During luncheon my host recovered his spirits; although, to do him justice, he was melancholy enough when he remembered his recent loss. Once or twice he threw down his knife and fork, and for quite three minutes all food and drink were nauseous to him.

"Ah!" he cried, "that poor old man. It tears the heart to think of him."

He sat for a few moments with his chin in the palm of his hand, and then slowly took up again the things of this life, wielding them heartily enough.

"I wonder," he went on in a reflective voice, "if I did my duty towards him. It was not difficult, only to make a splash and spend money, and I did that—beautifully!"

"Coffee and chartreuse," he said to the waiter, when we had finished. "And leave the bottle on the table. You know," he added, addressing me, his face beaming with conscious pride, his hand laid impressively on my arm—"you know this club drinks chartreuse in claret glasses. It is our great distinguishing feature."

While religiously observing this law we fell to discussing the future.

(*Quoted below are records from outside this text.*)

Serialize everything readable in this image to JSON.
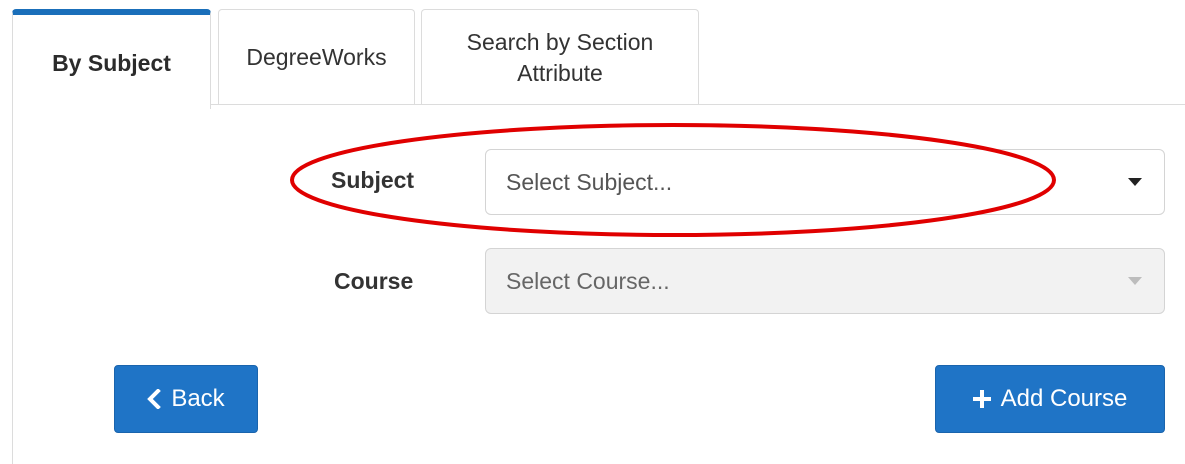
{
  "tabs": [
    {
      "label": "By Subject",
      "active": true
    },
    {
      "label": "DegreeWorks",
      "active": false
    },
    {
      "label": "Search by Section Attribute",
      "active": false
    }
  ],
  "form": {
    "subject_label": "Subject",
    "subject_placeholder": "Select Subject...",
    "course_label": "Course",
    "course_placeholder": "Select Course..."
  },
  "buttons": {
    "back_label": "Back",
    "add_course_label": "Add Course"
  },
  "icons": {
    "back": "chevron-left-icon",
    "add": "plus-icon",
    "dropdown": "caret-down-icon"
  },
  "colors": {
    "accent": "#1f74c6",
    "tab_active_border": "#1a6fba",
    "highlight_ellipse": "#e00000"
  }
}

"One cannot," observed my companion, philosophically, "bring on the thunder-storm, however heavy the air may be. One can only gasp and wait. I suppose the crash will come soon enough. But tell me how I stand; I have not had time to think the last few days."

He had, indeed, thought only of others.

"We have," answered I, "done all that is possible to stop the payment of these cheques; but a clever villain might succeed in realising them one by one in different parts of the world, and thus outwit us."